Wie sie erst uns und dann die Welt eroberten
Während die großen und wilden Vertreter der Katzen zunehmend von Aussterben bedroht sind, scheint der Siegeszug der Hauskatzen sowohl hinsichtlich der Eroberung des globalen Territoriums als auch der menschlichen Herzen ungebremst. In ihrem Buch Katzen. Wie sie erst uns und dann die Welt eroberten, deckt die amerikanische Autorin Abigail Tucker das Geheimnis der Samtpfoten auf.Flauschige Terroristen
Natürlich finden sich in den Ausführungen der selbst den Katzentieren verfallenen Autorin viele Klischees, viel Bekanntes, und viel Kontroverses. Und das ist vielleicht eines der Geheimnisse des Buches, das einerseits Erwartungen des/der LeserIn hinsichtlich der Charakterisierung des geliebten Katzentiers erfüllt, andererseits ein doch recht finsteres, bedrohliches, geradezu skrupellos-machtbesessenes Bild der Samtpfote zeichnet. Tatsächlich überwiegt letzteres sogar, was sowohl zum Widerspruch als auch zum Nachdenken anregt.
Die Hauskatze als biologische Waffe
Man kann der Autorin nicht vorwerfen, ihre Ausführungen zur Welteroberung der Hauskatzen auf Kosten des freien Willens des Menschen und zu Lasten des ökologischen Gleichgewichts nicht hinreichend unterfüttert zu haben. Immerhin verarbeitet sie zahlreiche wissenschaftliche Studien über die hauskatzenbedingte Ausrottung indigener Arten durch Jagdverhalten, Toxoplasmose-Übertragung, Reproduktionsgeschwindigkeit und Anpassungsfähigkeit. Und selbstverständlich stellt sich hinsichtlich der Tatsache, dass der ökonomische Nutzen der häuslichen Samtpfote recht beschränkt und auch die vielbeschworene Nützlichkeit bei der Nagerkontrolle auch für frühere Zeiten bezweifelt werden darf, die Frage, wie es der Katze gelungen ist, den Menschen um die Pfote zu wickeln.
Die andere Seite der Medaille
Doch Abigail Tucker zeigt auch eine andere Seite der Geschichte, die bei genauem Lesen zwischen den Zeilen darauf hindeutet, dass die Antwort auf diese Frage wohl eher nicht in der vermeintlichen Selbstdomestikation oder strategischen Vorgehensweise der Hauskatzen, sondern in der menschlichen Psyche zu finden ist. Die wird dem/der Leserin besonders präsent, indem die Autorin die Vereine ihres Heimatlandes vorstellt, die in amerikanisch-hysterischer Manier über die Fragen von Schutzbedürftigkeit von wildlebenden Hauskatzen, vermeintlichem „Genozid“ durch Sterilisierungsaktionen und andere Fragen mehr, in beinahe schon religiösem Eifer mediale Macht organisieren und politischen Einfluss nehmen.
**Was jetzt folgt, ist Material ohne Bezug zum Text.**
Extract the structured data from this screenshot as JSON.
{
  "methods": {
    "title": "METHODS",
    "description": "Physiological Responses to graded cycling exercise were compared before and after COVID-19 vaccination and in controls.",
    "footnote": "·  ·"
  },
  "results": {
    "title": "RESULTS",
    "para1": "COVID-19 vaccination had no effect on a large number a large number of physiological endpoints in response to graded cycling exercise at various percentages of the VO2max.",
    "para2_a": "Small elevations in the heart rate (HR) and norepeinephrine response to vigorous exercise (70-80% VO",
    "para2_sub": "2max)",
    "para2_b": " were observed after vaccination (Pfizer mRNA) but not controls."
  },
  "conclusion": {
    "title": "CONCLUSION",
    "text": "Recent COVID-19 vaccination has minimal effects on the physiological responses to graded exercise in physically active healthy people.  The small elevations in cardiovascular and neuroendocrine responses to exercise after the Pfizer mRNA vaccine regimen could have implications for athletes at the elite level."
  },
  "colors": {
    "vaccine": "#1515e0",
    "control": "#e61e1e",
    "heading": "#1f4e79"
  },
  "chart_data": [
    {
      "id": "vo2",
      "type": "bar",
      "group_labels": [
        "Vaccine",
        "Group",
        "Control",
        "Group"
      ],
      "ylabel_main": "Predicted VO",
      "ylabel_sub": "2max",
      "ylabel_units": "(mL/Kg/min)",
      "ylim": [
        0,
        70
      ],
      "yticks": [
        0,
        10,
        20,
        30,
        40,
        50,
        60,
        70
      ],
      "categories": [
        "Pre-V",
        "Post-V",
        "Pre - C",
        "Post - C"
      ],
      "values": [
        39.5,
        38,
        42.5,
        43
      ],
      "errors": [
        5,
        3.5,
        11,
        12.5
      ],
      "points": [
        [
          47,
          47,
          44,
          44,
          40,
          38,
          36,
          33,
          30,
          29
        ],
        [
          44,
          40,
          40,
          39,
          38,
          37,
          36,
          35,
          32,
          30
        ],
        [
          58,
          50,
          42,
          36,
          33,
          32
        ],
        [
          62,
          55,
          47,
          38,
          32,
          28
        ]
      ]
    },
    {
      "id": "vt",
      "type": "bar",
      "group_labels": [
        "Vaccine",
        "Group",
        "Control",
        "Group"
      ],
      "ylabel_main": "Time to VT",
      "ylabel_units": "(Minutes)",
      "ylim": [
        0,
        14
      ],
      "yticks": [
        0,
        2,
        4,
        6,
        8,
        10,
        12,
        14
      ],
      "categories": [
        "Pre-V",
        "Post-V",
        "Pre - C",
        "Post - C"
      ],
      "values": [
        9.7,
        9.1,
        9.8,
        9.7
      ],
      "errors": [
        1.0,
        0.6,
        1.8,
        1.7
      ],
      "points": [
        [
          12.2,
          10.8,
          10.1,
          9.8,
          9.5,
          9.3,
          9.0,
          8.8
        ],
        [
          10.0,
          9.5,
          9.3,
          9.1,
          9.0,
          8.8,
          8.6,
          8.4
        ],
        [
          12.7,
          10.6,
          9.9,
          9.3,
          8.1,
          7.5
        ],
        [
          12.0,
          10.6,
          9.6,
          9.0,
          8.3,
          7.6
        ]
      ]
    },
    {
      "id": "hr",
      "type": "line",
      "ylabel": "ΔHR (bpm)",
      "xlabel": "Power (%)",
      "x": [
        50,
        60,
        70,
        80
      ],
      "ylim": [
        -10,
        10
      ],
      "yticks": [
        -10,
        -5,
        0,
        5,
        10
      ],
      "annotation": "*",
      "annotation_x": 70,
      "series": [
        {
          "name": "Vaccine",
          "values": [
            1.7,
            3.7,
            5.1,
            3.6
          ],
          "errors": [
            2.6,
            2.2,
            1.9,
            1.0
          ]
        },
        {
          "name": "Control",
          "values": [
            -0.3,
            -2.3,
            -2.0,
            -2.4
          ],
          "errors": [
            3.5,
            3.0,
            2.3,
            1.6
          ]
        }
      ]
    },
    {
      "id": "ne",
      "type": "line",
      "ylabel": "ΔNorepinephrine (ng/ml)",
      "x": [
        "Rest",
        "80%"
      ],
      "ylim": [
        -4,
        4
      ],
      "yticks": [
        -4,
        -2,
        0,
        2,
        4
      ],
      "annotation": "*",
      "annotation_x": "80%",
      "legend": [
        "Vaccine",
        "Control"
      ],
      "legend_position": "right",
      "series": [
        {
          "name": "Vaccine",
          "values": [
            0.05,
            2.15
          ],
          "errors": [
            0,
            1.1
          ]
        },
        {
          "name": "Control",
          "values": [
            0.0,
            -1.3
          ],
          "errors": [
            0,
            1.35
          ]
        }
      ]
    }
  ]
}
Und auch das übersteigerte menschliche Selbstdarstellungsbedürfnis auf Rassekatzenschauen lässt sich sicher nicht als Teil einer gezielten Weltherrschaftsstrategie der auch historisch immer überwiegend als Objekt missbrauchten „Stubentiger“ interpretieren.
Diskussionsbedarf über die Katze hinaus
Wie bereits erwähnt, das Buch mit dem spektakulären Titel und den vielschichtigen Informationen produziert nahezu zwangsläufig Kontroversen und bleibt klugerweise eine abschließende Antwort schuldig. Insofern stellt es eine unterhaltsame, fundierte und wichtige Grundlage zu Diskussionen um Artenschutz, Tierwohl, Tierschutz und eben auch generell das Mensch-Tier-Verhältnis dar. Dass (nicht nur) Hauskatzen sowohl als Charaktere als auch Prädatoren eine besondere Spezies sind, versteht sich von selbst.
Abigail Tucker: Katzen. Wie sie erst uns und dann die Welt eroberten. Wbg Paperback 2022. 304 Seiten.